Ore 20,00 di un tempo custodito in uno spazio siderale
“Ho pensato a te per tutto il giorno. Al tuo odore di buono, al tuo sapore dolce. Più mi allontano più ti penso. Il mio essere desidera vivere di passione e novità e con te è così ogni volta. Che bella sei! Averti sulla mia pelle mi infiamma di piacere e svela l’anima. Questo mio sentirti e volerti, pecca di incoerenza, ma ti sento e tanto. Più mi allontano più ti sento. Mi tormenta il pensiero che un giorno potrei non nutrire più per te tutto questo e inconsapevolmente cerco di trovare soluzioni per cui quanto più mi allontano tanto più rimane intatto.
Quando in autunno ho percepito per un attimo che qualcosa stava cambiando, ho avuto paura e me ne sono andata.
Non potrei sopportare di non sentire più passione ed eccitazione per te. Sei un incantevole reticolo di emozioni per le quali vale la pena vivere. Mi riporti indietro in un tempo, un’altra vita in cui devo aver vissuto un grande sentimento e in questa, costantemente sono alla ricerca di quell’amore perduto.
Ciò che vivo all’infuori di te è altro, ma niente è pari a te. Nelle mie scorrerie divaganti non c’è nulla che sia simile a te anche solo lontanamente. In questo apparente farneticare, vorrei che tu comprendessi la mia sincerità. Le tue mani, i tuoi baci mi portano dolcemente a perdermi in uno spazio dove non esiste altro che te e me. Sto scrivendo, ma il mio abitare è tra le tue lenzuola, tra le tue gambe, avvolta nelle tua delicatezza, consapevole che esisti, che soffri, che mi desideri.
Sì, anch’io ti desidero. Dentro te è il luogo più caldo che c’è”

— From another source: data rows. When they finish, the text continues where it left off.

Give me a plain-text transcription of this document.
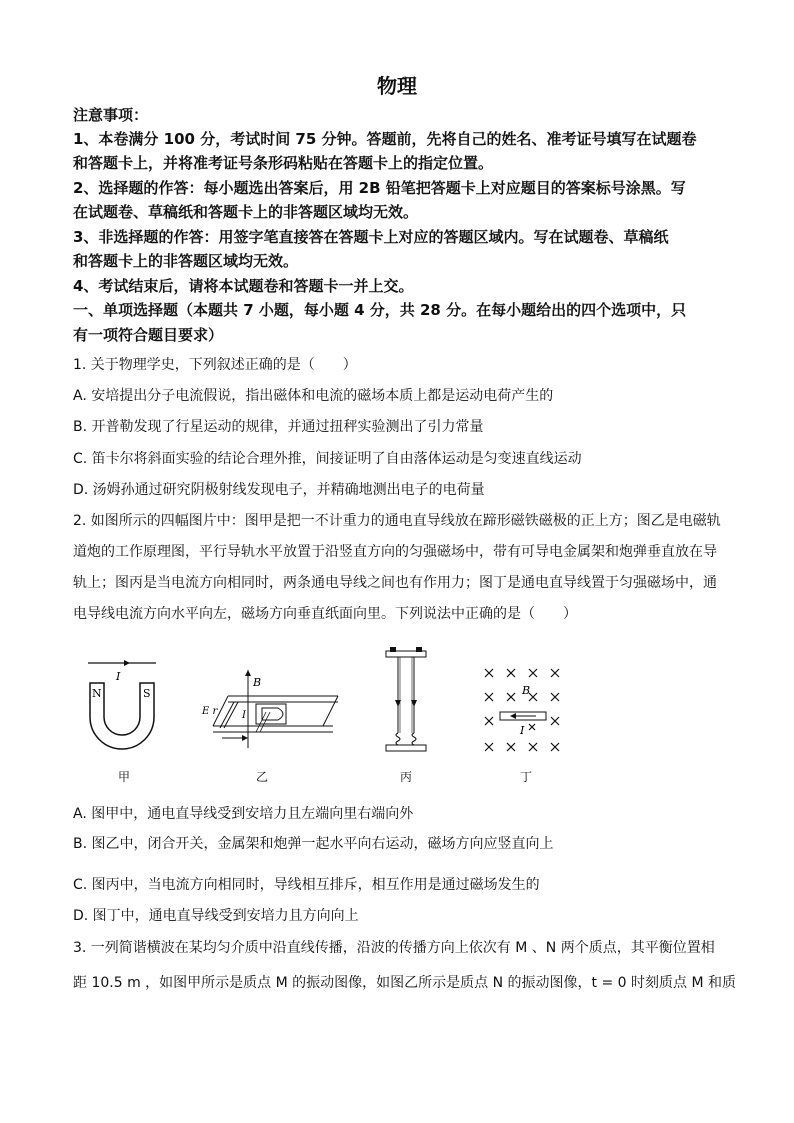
物理
注意事项：
1、本卷满分 100 分，考试时间 75 分钟。答题前，先将自己的姓名、准考证号填写在试题卷
和答题卡上，并将准考证号条形码粘贴在答题卡上的指定位置。
2、选择题的作答：每小题选出答案后，用 2B 铅笔把答题卡上对应题目的答案标号涂黑。写
在试题卷、草稿纸和答题卡上的非答题区域均无效。
3、非选择题的作答：用签字笔直接答在答题卡上对应的答题区域内。写在试题卷、草稿纸
和答题卡上的非答题区域均无效。
4、考试结束后，请将本试题卷和答题卡一并上交。
一、单项选择题（本题共 7 小题，每小题 4 分，共 28 分。在每小题给出的四个选项中，只
有一项符合题目要求）
1. 关于物理学史，下列叙述正确的是（　　）
A. 安培提出分子电流假说，指出磁体和电流的磁场本质上都是运动电荷产生的
B. 开普勒发现了行星运动的规律，并通过扭秤实验测出了引力常量
C. 笛卡尔将斜面实验的结论合理外推，间接证明了自由落体运动是匀变速直线运动
D. 汤姆孙通过研究阴极射线发现电子，并精确地测出电子的电荷量
2. 如图所示的四幅图片中：图甲是把一不计重力的通电直导线放在蹄形磁铁磁极的正上方；图乙是电磁轨
道炮的工作原理图，平行导轨水平放置于沿竖直方向的匀强磁场中，带有可导电金属架和炮弹垂直放在导
轨上；图丙是当电流方向相同时，两条通电导线之间也有作用力；图丁是通电直导线置于匀强磁场中，通
电导线电流方向水平向左，磁场方向垂直纸面向里。下列说法中正确的是（　　）
I
N	S
甲
B
E r I
乙	丙
B
I
丁
A. 图甲中，通电直导线受到安培力且左端向里右端向外
B. 图乙中，闭合开关，金属架和炮弹一起水平向右运动，磁场方向应竖直向上
C. 图丙中，当电流方向相同时，导线相互排斥，相互作用是通过磁场发生的
D. 图丁中，通电直导线受到安培力且方向向上
3. 一列简谐横波在某均匀介质中沿直线传播，沿波的传播方向上依次有 M 、N 两个质点，其平衡位置相
距 10.5 m ，如图甲所示是质点 M 的振动图像，如图乙所示是质点 N 的振动图像，t = 0 时刻质点 M 和质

Ore 20,00 custodito in un altro spazio siderale
Ho dormito tra lenzuola che profumano di te. Ha suonato più volte il telefono, ma chiunque mi abbia cercata non ha importanza. Non voglio nessuno. La mia fragilità non è accessibile. Ho disdetto anche l’uscita che mi ero programmata ed ho continuato a dormire nel mio mare spossato. Mi sono svegliata con una gran fame, nel silenzio di questa casa che abbraccia ogni mio pensiero e ne fa parole da scoppiare come bolle di sapone. Calde sono quelle che anarchiche ed ostinate, trasformate scendono dagli occhi. Una si incurva verso l’angolo della bocca. Ha il tuo nome. Mi attraversa. E’ salata. Densa, come le tue mani dentro me. Mi colma mentre la fame aumenta a darmi la misura di quello che manca per essere sazia.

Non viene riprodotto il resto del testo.